WAYNE’S ADVICE ON TRAIL SMUG
It is most important that you have some understanding of what we call “trail smug”.
Whichever direction you begin your trek, you will be clean, unblemished and nicely tucked in. Those cool looking new gaiters you bought for the trip will be at their most spiffy for the mandatory photo op at the trailhead. Then you see the trekkers coming off the trail, their bodies covered with thick, gooey mud, entire sections of their exposed skin likely scratched, leaking and heavily bruised. You may be able to see their boot laces through the grunge or there may be nothing showing but the duct tape holding it all together. Unshaven, stinking and trying to cover up a blistery limp, they pass you by.

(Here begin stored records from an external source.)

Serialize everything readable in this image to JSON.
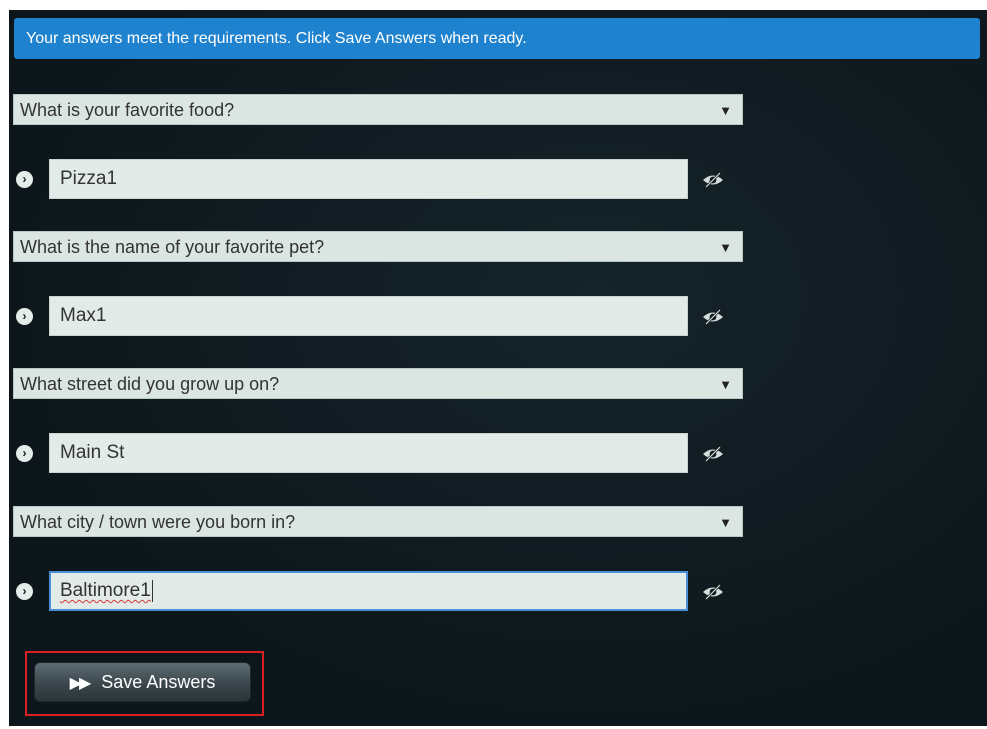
{
  "banner": {
    "message": "Your answers meet the requirements. Click Save Answers when ready."
  },
  "questions": [
    {
      "selected": "What is your favorite food?",
      "answer": "Pizza1"
    },
    {
      "selected": "What is the name of your favorite pet?",
      "answer": "Max1"
    },
    {
      "selected": "What street did you grow up on?",
      "answer": "Main St"
    },
    {
      "selected": "What city / town were you born in?",
      "answer": "Baltimore1"
    }
  ],
  "icons": {
    "dropdown": "caret-down-icon",
    "bullet": "chevron-right-circle-icon",
    "toggle_visibility": "eye-slash-icon",
    "save": "fast-forward-icon"
  },
  "save": {
    "label": "Save Answers"
  },
  "colors": {
    "banner": "#1f82cf",
    "highlight_frame": "#d92121",
    "active_border": "#4b8fd6"
  }
}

Ah yes! Check out their faces! It’s the look of “trail smug”!
The determined, satisﬁed, self sufﬁcient and motivated trekker who has made it to the ﬁnish line. Avert your eyes, you are not yet worthy. OK! You too will develop “trail smug”.
You too will have WCT newbies avoiding your eyes, but it takes time to develop, and be earned. About halfway through the trail, say at about Chez Monique’s, parties from both the north and south meet. The results are insufferable as nearly everyone is into being smug. Testosterone and estrogen can be cut with a knife (preferably not the same one you use to cut one of Monique’s 5lb burgers with cheese). Now the photos heading back home will really take on an authentic backpacking air.
Get ready for it. It’s trekking time!